Sperrzone Tag 22

Heute morgen habe ich mich durch die Internetseite der staatlichen Vorsorgekasse INPS gekämpft und mir die zustehenden 600 Euro beantragt. Acht Mal hat sich das System blockiert. Nach achtmaligem Neuladen der Seite und einer Wartezeit von zehn Minuten zwischen jedem Schritt bin ich durchgekommen, habe meine Steuernummer, meine Telefonummer, meine E-Mail und meine Kontonummer durchgegeben. Währendessen habe ich mit Freunden gechattet, die auch alle vor der Internetseite der Vorsorgekasse saßen. Einige kamen durch, andere blieben irgendwo stecken.

Ich laufe wieder meine Bahnen an der Stadtmauer lang. Immer noch fühle ich mich müde, aber ich kämpfe mich durch. Du darfst nicht aufgeben, sage ich mir. Ich laufe weiter. Auf der Mitte der Strecke steht ein Militärlaster. Zwei Soldaten blockieren die Straße. Ich drehe um.
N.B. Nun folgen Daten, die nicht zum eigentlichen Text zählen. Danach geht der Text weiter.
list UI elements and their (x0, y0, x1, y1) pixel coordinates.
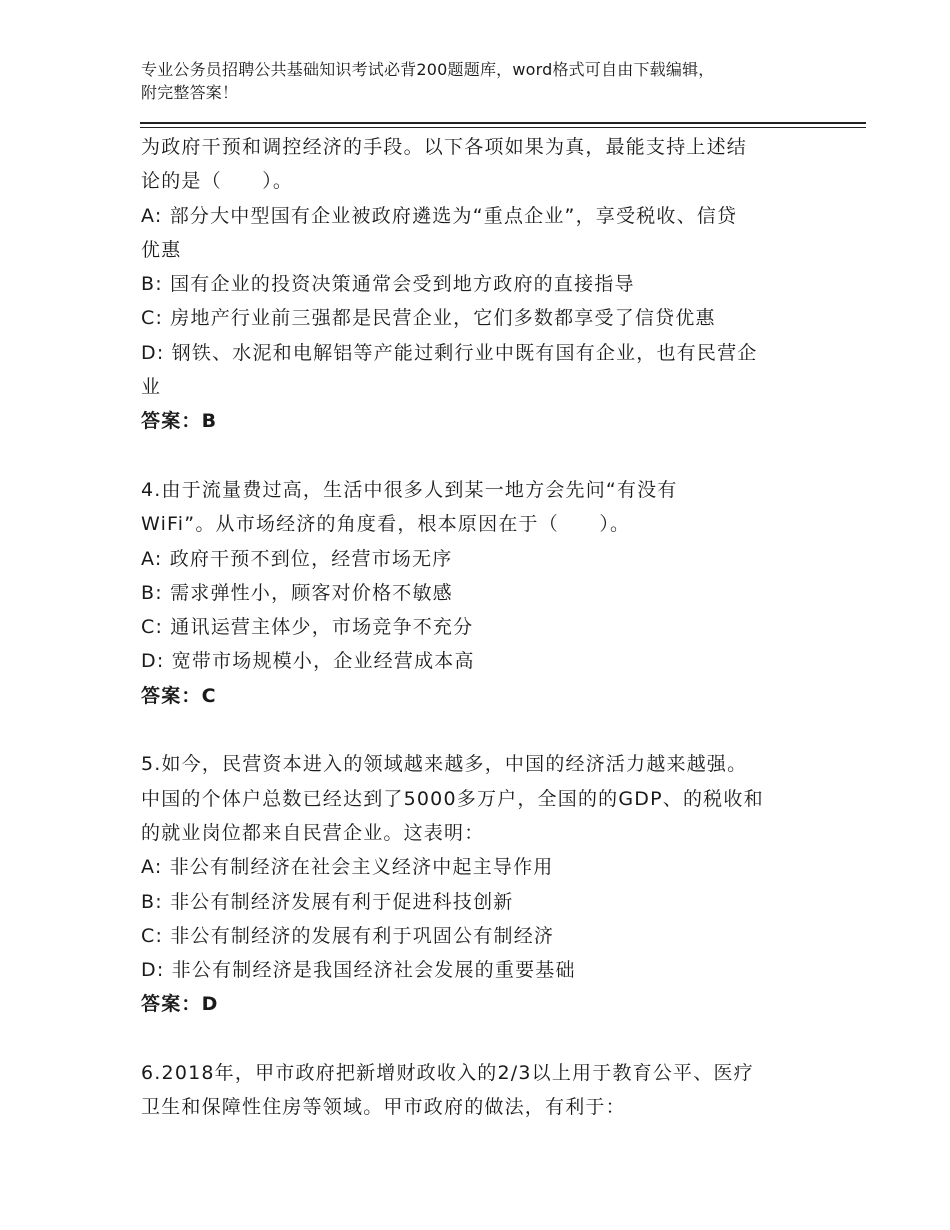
question-3-option-c: C: 房地产行业前三强都是民营企业，它们多数都享受了信贷优惠 (141, 307, 716, 330)
question-3-option-b: B: 国有企业的投资决策通常会受到地方政府的直接指导 (141, 273, 635, 296)
header-title-line-1: 专业公务员招聘公共基础知识考试必背200题题库，word格式可自由下载编辑， (141, 60, 715, 79)
question-6-stem-line-2: 卫生和保障性住房等领域。甲市政府的做法，有利于： (141, 1096, 626, 1119)
question-3-stem-line-2: 论的是（ ）。 (141, 170, 294, 193)
question-content (141, 130, 821, 1125)
question-4-option-d: D: 宽带市场规模小，企业经营成本高 (141, 650, 475, 673)
question-3-option-a-line-1: A: 部分大中型国有企业被政府遴选为“重点企业”，享受税收、信贷 (141, 204, 738, 227)
question-4-answer: 答案：C (141, 684, 217, 707)
question-5-stem-line-2: 中国的个体户总数已经达到了5000多万户，全国的的GDP、的税收和 (141, 787, 764, 810)
question-4-stem-line-1: 4.由于流量费过高，生活中很多人到某一地方会先问“有没有 (141, 478, 678, 501)
question-6-stem-line-1: 6.2018年，甲市政府把新增财政收入的2/3以上用于教育公平、医疗 (141, 1062, 754, 1085)
question-5 (141, 747, 821, 1021)
spacer (141, 1022, 821, 1056)
question-5-stem-line-1: 5.如今，民营资本进入的领域越来越多，中国的经济活力越来越强。 (141, 753, 748, 776)
question-5-answer: 答案：D (141, 993, 219, 1016)
page-header (141, 58, 821, 104)
spacer (141, 439, 821, 473)
header-title-line-2: 附完整答案！ (141, 83, 239, 102)
question-3-answer: 答案：B (141, 410, 218, 433)
question-4-option-c: C: 通讯运营主体少，市场竞争不充分 (141, 616, 474, 639)
question-5-option-c: C: 非公有制经济的发展有利于巩固公有制经济 (141, 924, 555, 947)
question-3-option-d-line-2: 业 (141, 376, 162, 399)
question-6 (141, 1056, 821, 1125)
spacer (141, 713, 821, 747)
question-3-option-a-line-2: 优惠 (141, 238, 182, 261)
question-3 (141, 130, 821, 439)
question-4-option-b: B: 需求弹性小，顾客对价格不敏感 (141, 581, 453, 604)
question-3-stem-line-1: 为政府干预和调控经济的手段。以下各项如果为真，最能支持上述结 (141, 136, 748, 158)
question-5-stem-line-3: 的就业岗位都来自民营企业。这表明： (141, 821, 485, 844)
header-divider-thin (140, 127, 866, 128)
question-4-stem-line-2: WiFi”。从市场经济的角度看，根本原因在于（ ）。 (141, 513, 631, 536)
question-4-option-a: A: 政府干预不到位，经营市场无序 (141, 547, 453, 570)
question-3-option-d-line-1: D: 钢铁、水泥和电解铝等产能过剩行业中既有国有企业，也有民营企 (141, 341, 758, 364)
question-5-option-a: A: 非公有制经济在社会主义经济中起主导作用 (141, 856, 554, 879)
question-5-option-d: D: 非公有制经济是我国经济社会发展的重要基础 (141, 959, 576, 982)
question-4 (141, 473, 821, 713)
question-5-option-b: B: 非公有制经济发展有利于促进科技创新 (141, 890, 514, 913)
header-divider-thick (140, 122, 866, 124)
Meine Strecke ist nur noch halb so lang. Ich beobachte das Militär aus der Entfernung. Sie halten Passanten an. Ich laufe zwischen den Häusern vorbei und versuche hinter die Militärabsperrung zu gelangen. Aber an der letzten Straße, die zur Stadtmauer führt, stehen sie, in ihrer mimetischen Militärkleidung. Ich laufe wieder zurück und gehe meinen verkürzten Weg unten an der Mauer lang. Ein Stadtpolizeiauto fährt vorbei. Ich laufe weiter. Als ich am Ende meiner Strecke ankomme, erreicht mich der Militärlaster und dahinter ein anderes Stadtpolizeiauto. Ein Soldat brüllt aus dem Fenster:

„Wo gehen Sie hin, Signora?“

„Ich mache körperliche Aktivität – attività fisica.“

„Wo wohnen Sie?“

„Hier in der Nähe, Via…“

„Ok,“ sagt der Soldat und der Laster fährt wieder los. Ich atme auf. Sie haben mich gehen lassen. Befreit laufe ich die ganze Strecke zurück, bis ich zwei Damen erreiche, die mir mit ihren Hunden den Weg versperren. Ich laufe auf die Straße .

Am Nachmittag erfahre ich im Fernsehen, dass die Internetseite von der Vorsorgekasse zusammengebrochen ist. Die Daten der Antragssteller sollen sich gemicht haben. Vielleicht waren auch Hacker am Werk. Die Seite ist geschlossen worden.

Ich gehe in den Garten und schaue mir die Blumen an, die ich gepflanzt habe. Sie wachsen. Es ist Frühling.